La tragedia
que Federico García Lorca plantea en Bodas
de sangre es conocida y bastarán pocas palabras para condensarla: una novia
que acaba de casarse toma la visceral decisión de subirse al caballo con su
antiguo novio, nada más concluir la ceremonia nupcial, y fugarse a los bosques
con él. Como es obvio, se generará luego una persecución que terminará en un
baño de sangre: los dos varones se enfrentarán con las navajas en la mano y
perderán la vida.
Pero
solventada esa anécdota argumental lo importante es lo que permanece en la
historia de la literatura y en la memoria de todos los lectores: el intenso
lirismo con el que el poeta de Fuente Vaqueros va dibujando el alma de sus personajes. Así, con frases
tan cortas como poéticas, vamos descubriendo la mentalidad tradicional de la
madre del novio acerca del varón (Tu
abuelo dejó un hijo en cada esquina. Eso me gusta. Los hombres, hombres; el
trigo, trigo”) y de la hembra (“Una mujer con un hombre, y ya está”). Pero
también iremos observando cómo entienden los conceptos del honor, la
virginidad, la fuerza de la sangre, la familia o la venganza.

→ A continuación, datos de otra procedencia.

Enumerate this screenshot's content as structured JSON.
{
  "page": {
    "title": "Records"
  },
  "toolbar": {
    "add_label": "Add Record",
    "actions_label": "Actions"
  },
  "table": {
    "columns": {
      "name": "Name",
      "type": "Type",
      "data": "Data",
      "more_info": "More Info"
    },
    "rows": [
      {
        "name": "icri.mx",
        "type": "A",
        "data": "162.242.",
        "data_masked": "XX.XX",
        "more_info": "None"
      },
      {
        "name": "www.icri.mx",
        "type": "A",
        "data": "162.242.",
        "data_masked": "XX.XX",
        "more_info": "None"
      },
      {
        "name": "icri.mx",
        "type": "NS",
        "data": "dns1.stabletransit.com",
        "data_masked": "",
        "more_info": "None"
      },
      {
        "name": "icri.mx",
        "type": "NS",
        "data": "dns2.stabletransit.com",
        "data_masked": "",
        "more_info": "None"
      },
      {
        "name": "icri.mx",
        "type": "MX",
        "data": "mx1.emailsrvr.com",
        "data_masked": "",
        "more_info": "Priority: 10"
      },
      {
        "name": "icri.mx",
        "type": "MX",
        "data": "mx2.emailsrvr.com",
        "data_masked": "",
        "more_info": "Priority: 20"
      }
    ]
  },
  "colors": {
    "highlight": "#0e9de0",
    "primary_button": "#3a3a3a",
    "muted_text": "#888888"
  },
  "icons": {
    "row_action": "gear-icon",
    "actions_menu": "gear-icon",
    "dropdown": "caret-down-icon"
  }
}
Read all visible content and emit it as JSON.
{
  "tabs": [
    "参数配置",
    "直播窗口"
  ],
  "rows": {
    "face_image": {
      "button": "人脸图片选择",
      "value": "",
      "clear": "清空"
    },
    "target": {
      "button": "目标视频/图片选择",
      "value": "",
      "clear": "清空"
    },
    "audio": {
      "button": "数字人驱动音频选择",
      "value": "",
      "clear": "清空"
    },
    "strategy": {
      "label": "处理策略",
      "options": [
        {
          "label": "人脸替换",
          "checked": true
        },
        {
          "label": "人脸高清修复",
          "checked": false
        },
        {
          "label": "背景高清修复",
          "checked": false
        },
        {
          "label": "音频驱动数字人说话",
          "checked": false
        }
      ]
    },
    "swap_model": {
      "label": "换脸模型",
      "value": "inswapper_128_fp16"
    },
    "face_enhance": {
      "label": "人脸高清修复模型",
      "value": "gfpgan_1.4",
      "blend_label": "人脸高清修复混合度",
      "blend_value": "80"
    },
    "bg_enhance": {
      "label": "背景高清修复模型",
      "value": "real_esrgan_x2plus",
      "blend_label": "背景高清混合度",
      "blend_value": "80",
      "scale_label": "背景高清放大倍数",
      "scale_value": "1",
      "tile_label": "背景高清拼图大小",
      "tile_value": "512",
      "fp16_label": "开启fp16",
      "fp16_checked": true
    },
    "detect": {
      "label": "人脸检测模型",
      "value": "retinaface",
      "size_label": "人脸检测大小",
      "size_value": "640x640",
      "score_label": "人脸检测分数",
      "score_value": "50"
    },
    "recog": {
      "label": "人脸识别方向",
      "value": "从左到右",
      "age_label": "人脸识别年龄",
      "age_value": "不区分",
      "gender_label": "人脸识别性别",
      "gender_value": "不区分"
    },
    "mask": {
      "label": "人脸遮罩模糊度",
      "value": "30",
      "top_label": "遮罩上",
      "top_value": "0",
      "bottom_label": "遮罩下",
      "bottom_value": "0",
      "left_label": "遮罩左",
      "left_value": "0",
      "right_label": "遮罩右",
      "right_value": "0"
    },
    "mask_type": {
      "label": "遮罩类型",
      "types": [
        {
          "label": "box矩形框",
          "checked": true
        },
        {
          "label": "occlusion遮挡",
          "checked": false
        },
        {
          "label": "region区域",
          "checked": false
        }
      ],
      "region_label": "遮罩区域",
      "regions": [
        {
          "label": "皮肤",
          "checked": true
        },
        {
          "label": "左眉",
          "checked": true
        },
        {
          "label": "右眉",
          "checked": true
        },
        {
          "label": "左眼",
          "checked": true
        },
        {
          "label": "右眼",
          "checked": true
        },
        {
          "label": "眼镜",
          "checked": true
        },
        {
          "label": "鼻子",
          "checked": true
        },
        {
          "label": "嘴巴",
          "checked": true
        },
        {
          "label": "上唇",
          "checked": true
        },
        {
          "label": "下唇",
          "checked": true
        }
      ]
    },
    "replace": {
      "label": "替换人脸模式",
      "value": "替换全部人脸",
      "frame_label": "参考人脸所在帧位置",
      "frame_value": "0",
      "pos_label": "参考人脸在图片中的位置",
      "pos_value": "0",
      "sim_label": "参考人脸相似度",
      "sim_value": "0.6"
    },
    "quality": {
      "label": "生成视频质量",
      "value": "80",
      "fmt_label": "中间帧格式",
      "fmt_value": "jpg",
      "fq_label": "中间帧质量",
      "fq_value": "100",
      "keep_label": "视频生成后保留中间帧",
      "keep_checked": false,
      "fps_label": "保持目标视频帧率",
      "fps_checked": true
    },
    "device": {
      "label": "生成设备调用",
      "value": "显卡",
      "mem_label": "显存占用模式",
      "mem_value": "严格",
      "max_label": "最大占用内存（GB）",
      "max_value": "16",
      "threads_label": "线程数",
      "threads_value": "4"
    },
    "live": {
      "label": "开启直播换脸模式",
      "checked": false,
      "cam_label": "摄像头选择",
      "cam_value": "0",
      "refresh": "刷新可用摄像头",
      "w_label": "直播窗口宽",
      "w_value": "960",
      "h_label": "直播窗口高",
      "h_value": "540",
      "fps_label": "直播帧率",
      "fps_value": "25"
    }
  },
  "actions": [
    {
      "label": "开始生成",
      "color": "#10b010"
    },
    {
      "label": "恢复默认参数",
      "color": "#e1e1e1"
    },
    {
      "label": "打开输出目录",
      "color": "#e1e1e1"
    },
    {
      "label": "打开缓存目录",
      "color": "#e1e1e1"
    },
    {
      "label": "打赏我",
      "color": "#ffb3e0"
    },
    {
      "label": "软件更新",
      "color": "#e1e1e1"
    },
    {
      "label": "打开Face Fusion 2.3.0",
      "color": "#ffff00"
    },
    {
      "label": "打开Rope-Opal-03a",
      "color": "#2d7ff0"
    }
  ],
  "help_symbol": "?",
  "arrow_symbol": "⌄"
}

De todos los parlamentos de esta pieza quizá el que
más me ha impresionado en la relectura es el instante en que la novia, con
ropas de color negro, se presenta ante su colérica suegra para explicarle que
sí, que abandonó a su hijo nada más casarse con él, pero que sigue tan virgen
como antes del matrimonio. El modo en que explica su conducta es tan
arrebatador que no me resisto a la tentación de reproducirlo aquí: “Tu hijo era
un poquito de agua de la que yo esperaba hijos, tierra, salud; pero el otro
era un río oscuro, lleno de ramas, que acercaba a mí el rumor de sus juncos y
su cantar entre dientes. Y yo corría con tu hijo que era como un niñito de
agua, frío, y el otro me mandaba cientos de pájaros que me impedían el andar y
que dejaban escarcha sobre mis heridas de pobre mujer marchita, de muchacha
acariciada por el fuego. Yo no quería, ¡óyelo bien!, yo no quería. ¡Tu hijo era
mi fin y yo no lo he engañado, pero el brazo del otro me arrastró como un golpe
de mar, como la cabezada de un mulo, y me hubiera arrastrado siempre, siempre,
siempre, aun que hubiera sido vieja y todos los hijos de tu hijo me hubiesen
agarrado de los cabellos”.
Treinta y cinco años de leer y releer a Federico
García Lorca me han deparado un convencimiento: es uno de los autores que más
respeto y admiro de nuestra historia literaria.